Здесь, в Марракеше, отношение французов к арабам гораздо больше похоже на отношение англичан к индийцам, чем, например, в Касабланке. «Коренное» точно соответствует «туземному» и свободно употребляется в прессе. В отличие от Касабланки, французы не занимаются здесь неквалифицированной работой, не водят, например, такси, хотя в кафе есть официанты-французы. В еврейских кварталах есть очень бедные французские жители, некоторые из них, кажется, превратились в «туземцев», но они неотличимы от евреев, большинство которых совершенно белые. Здесь несравненно больше франкоговорящих арабов, чем англоговорящих индийцев в Индии; араб гораздо больше контактирует с европейцами и в какой-то мере говорит по-французски. Французы всегда обращаются к арабу на «ты», арабы отвечают тем же, возможно не улавливая подразумеваемую иерархию (в арабском этого оттенка нет). Большинство французов-старожилов как-то говорят по-арабски, но, наверное, не очень хорошо. Офицер-француз говорит со своими сержантами по-французски, во всяком случае иногда.

28 сентября
Д

Ночи заметно холоднее. Вчера всю ночь спал под одеялом. Цветет красный гибискус.

1 октября
Д

Сегодня на Атласе снег. Видимо, выпал ночью.

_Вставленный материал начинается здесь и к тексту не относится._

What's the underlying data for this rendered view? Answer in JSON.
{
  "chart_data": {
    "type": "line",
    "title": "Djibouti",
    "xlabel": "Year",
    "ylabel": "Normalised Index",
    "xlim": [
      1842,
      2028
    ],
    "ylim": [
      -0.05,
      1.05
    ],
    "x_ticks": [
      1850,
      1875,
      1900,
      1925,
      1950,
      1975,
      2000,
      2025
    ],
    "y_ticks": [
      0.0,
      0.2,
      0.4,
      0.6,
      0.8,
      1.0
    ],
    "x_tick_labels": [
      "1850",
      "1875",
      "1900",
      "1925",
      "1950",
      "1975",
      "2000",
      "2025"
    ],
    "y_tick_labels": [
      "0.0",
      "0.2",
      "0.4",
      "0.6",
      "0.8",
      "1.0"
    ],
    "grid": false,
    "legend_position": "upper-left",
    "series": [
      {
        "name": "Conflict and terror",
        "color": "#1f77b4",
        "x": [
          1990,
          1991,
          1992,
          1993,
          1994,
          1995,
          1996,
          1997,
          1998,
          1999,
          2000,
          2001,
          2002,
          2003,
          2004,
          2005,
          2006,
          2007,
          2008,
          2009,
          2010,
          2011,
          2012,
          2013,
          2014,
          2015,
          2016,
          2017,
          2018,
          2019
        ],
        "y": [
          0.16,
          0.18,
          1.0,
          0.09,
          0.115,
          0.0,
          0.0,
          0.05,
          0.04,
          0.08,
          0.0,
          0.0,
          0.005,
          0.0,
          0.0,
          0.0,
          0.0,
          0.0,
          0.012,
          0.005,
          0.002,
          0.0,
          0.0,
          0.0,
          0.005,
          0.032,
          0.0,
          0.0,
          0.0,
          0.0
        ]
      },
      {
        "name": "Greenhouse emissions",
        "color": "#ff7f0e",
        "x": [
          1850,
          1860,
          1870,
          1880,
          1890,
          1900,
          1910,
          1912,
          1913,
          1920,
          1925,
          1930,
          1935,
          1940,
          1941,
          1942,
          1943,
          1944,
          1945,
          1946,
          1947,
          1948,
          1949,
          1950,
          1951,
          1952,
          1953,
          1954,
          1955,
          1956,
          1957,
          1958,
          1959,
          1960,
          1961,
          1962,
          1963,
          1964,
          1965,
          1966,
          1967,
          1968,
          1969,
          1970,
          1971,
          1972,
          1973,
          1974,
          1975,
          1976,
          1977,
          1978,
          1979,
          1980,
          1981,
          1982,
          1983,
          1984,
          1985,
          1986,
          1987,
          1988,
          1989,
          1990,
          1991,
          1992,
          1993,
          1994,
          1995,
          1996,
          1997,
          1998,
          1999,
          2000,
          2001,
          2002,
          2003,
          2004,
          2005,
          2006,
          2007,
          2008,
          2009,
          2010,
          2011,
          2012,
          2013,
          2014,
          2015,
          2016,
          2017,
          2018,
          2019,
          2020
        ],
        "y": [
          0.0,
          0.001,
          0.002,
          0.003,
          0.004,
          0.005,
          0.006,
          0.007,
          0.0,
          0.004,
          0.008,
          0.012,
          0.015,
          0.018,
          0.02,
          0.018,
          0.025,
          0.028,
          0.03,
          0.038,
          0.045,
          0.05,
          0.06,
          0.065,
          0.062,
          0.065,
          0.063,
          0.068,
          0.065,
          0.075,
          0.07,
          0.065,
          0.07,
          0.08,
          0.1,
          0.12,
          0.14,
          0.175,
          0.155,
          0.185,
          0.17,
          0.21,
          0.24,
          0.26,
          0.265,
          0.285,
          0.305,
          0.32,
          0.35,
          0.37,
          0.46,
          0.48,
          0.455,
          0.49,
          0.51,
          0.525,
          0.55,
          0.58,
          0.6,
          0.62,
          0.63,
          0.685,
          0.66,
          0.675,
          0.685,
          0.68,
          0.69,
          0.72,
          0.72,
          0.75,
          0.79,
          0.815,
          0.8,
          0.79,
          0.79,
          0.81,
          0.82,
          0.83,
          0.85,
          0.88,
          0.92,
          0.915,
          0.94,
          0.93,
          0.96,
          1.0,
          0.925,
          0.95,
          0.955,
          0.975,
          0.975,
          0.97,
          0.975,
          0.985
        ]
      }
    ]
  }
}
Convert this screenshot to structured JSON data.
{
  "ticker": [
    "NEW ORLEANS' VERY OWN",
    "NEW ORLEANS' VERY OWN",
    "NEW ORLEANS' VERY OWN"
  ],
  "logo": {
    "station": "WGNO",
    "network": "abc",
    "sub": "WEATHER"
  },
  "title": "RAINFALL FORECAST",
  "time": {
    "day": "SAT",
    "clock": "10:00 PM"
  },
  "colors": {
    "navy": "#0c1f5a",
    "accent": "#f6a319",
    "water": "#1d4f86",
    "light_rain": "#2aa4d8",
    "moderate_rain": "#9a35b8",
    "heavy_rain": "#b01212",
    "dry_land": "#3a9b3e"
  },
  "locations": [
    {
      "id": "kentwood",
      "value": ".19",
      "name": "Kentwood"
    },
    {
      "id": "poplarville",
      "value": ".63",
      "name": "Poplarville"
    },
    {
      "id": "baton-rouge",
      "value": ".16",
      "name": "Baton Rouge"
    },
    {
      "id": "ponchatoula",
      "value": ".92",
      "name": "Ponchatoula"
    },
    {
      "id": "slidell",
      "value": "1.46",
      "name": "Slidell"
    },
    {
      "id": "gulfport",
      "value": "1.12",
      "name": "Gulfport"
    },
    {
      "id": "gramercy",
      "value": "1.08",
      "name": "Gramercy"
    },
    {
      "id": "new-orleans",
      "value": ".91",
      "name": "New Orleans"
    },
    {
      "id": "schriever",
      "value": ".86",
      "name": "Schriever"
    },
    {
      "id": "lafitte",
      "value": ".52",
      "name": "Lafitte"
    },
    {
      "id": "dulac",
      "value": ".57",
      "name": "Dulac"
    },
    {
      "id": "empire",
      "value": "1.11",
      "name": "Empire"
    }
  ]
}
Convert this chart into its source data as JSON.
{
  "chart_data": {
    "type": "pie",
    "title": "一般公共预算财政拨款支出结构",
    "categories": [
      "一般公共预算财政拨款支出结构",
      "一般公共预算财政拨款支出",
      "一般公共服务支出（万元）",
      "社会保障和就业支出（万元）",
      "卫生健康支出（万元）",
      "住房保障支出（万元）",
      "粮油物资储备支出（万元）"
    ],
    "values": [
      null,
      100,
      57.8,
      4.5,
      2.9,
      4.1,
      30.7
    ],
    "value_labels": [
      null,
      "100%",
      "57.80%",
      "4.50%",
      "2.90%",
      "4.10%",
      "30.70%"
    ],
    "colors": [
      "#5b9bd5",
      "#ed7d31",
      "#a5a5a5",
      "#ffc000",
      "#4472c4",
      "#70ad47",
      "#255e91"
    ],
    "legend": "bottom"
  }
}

Верблюды сильно разнятся по росту и по масти – есть почти черные. То же самое – ослы: от бежево-рыжих до почти черных – этих больше всего. Вчера видел осла, явно взрослого, меньше трех футов ростом. У ехавшего на нем человека одна нога волочилась по земле.

Говорят, что высота Атласских гор доходит до 3200 метров (около 10 000 футов). (На самом деле около 13 500 футов.)

2 октября
Д

Здешние козодои очень похожи на английских. Сегодня ослица, сильно жеребая, везла основательный груз дров и хозяина. В общей сложности больше двухсот фунтов плюс жеребенок.

Спаги ездят на жеребцах. Арабские седла, но без шор. Лошади разных мастей. Ослов здесь не кастрируют.

4 октября
Д

В середине дня по-прежнему очень жарко. На базаре продаются большие куски верблюжьего сала (очевидно, из горба), очень белого, как свиное. Говорят, что едят его только «люди с гор».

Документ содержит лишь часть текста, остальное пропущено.